Anonymization plays a vital role in secondary data use and enables unconstrained analysis. Numerous advanced techniques, such as local differential privacy, ( ϵ , δ )-differential privacy, and homomorphic encryption, offer stronger privacy and utility guarantees and can be applied to similar scenarios. However, these techniques are mostly suited to crowd-sourced data collection [17], query execution (constrained analysis), or data security when transferred from one environment to another. In contrast, anonymization is well suited to scenarios in which data are already aggregated and data owners intend to release them in full form for analytical purposes. Lastly, after processing, the anonymized data can be used for diverse downstream tasks (e.g., training classifiers, performing statistical analysis).
Thus far, several studies have been published on anonymization, addressing many critical problems in this field. We provide a concise review of papers that integrate clustering methods with anonymization to enhance utility or reduce information loss (IL), as well as methods to reduce computational overhead. Moqurrab et al. [18] developed a framework to resolve the privacy–utility trade-off by using stratified sampling and generalization methods in e-health scenarios. Onesimu et al. [19] developed a clustering-based method for privacy-preserving data collection to protect against privacy attacks.

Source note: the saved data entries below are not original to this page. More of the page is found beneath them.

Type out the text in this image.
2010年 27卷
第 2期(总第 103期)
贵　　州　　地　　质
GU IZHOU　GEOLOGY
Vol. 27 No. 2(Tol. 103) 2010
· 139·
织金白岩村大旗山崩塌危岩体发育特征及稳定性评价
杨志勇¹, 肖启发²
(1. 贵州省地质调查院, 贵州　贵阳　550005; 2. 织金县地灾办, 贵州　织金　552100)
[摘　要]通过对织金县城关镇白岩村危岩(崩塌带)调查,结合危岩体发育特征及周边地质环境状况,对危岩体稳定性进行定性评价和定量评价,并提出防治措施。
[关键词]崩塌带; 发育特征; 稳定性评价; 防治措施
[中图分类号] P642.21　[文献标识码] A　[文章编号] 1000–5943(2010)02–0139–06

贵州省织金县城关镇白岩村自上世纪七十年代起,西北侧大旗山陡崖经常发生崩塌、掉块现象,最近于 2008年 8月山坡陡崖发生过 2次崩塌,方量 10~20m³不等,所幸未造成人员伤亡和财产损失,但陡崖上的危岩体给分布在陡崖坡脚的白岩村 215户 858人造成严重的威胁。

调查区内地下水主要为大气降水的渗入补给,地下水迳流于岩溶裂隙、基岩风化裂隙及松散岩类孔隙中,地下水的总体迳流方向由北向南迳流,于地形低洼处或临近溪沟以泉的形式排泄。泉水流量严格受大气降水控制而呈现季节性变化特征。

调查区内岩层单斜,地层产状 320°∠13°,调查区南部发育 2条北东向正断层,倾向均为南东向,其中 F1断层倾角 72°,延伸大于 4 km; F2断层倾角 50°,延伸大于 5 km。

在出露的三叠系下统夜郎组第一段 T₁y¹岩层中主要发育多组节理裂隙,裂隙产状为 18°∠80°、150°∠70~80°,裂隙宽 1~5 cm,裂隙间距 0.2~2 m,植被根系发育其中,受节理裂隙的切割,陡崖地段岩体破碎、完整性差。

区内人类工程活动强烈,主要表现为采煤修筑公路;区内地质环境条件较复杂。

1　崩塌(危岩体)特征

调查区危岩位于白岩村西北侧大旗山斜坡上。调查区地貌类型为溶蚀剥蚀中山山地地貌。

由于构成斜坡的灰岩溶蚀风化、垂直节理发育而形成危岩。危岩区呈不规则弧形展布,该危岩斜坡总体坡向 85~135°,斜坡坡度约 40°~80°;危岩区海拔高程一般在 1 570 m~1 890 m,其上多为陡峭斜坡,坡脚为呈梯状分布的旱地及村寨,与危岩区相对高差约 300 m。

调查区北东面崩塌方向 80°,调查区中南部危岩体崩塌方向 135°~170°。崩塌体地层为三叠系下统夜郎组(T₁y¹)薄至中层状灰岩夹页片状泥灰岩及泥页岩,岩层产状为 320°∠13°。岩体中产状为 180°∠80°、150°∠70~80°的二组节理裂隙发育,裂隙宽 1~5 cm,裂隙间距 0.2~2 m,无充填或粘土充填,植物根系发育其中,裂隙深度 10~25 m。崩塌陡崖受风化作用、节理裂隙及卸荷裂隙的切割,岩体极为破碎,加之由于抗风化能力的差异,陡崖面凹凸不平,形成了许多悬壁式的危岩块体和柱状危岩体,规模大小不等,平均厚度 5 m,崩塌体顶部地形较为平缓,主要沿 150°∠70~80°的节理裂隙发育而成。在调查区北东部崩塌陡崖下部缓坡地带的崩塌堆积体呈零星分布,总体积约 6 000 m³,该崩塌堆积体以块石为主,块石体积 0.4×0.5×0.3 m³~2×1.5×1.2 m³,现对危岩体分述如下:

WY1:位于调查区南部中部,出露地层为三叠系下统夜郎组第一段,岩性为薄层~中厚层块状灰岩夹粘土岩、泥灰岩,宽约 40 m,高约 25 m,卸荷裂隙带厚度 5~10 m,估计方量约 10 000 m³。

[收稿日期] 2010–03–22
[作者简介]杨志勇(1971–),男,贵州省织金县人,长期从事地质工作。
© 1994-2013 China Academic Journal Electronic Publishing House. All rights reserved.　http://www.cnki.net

The proposed method offered greater utility in defending against three basic and three advanced attacks. Xia et al. [20] developed a clustering algorithm based on a binary tree to cluster users and reduce IL. However, their proposed method did not account for diversity in SAs, and therefore, SAs could be leaked. Similarly, another study combined the k-member algorithm with k-nearest neighbors ( K N N ) to analyze the impacts of anonymization [21]. Sadeghi-Nasab et al. [22] developed a clustering-based solution using the Apache Flink framework to anonymize data streams from IoT devices. The proposed framework could smartly tackle leftover data from clustering while reducing IL. Amiri et al. [23] proposed a method that combined k-anonymity and t-closeness to enhance data utility without compromising privacy guarantees against background knowledge attacks. However, the proposed method may incur higher IL when data are skewed. Majeed and Hwang devised a hybrid method that combined generalization and DP to yield better utility and privacy in data outsourcing scenarios [24].
Due to the complexity of the anonymization process, several approaches have been proposed to address this critical problem. Zhang et al. [25] addressed the high overhead of anonymizing multidimensional data using MapReduce. Mehta and Rao [26] developed a scalable anonymization scheme based on k-anonymity and -diversity to reduce computing time. Azad et al. [27] explored the concept of offloading in data anonymization and proposed a framework to outsource some complex anonymity operations to third parties to reduce the computational burden. Kim [28] developed a modified version of k-anonymity to minimize computational overhead while preserving privacy and utility in set-valued data. Recently, some approaches have explored data partitioning strategies to reduce computational overhead when processing big data [29]. Several algorithms have been devised, such as adaptive k-anonymity (AKA) [30], random k-anonymous (RKA) [31], attribute-focused anonymization (AFA) [32], utility-preserving anonymization (UPA) [33], multi-attribute clustering and ( k , )-anonymity (MCKLA) [34], and scalable distributed anonymization (SDA) [35], to address the problem of utility and computing time simultaneously.
We affirm the contributions of existing methods, but they do not identify naturally clustered parts of the data when forming classes/clusters. Therefore, computing time can still be very high owing to extensive (but mostly irrelevant) computations. Furthermore, they anonymize each value of each attribute and do not identify any general patterns in the data, preserving them as is, leading to significant utility and granularity losses. However, some hybrid frameworks, such as MCKLA, UPA, and SDA, enhance data utility by improving clustering. These methods apply uniform generalization without adapting to general patterns or diversity information, leading to higher utility loss. Also, no additional measures/attempts have been incorporated into these methods to prevent heavier changes in anonymized data. This work targets these concerns as our main contributions and elaborates on them throughout the paper.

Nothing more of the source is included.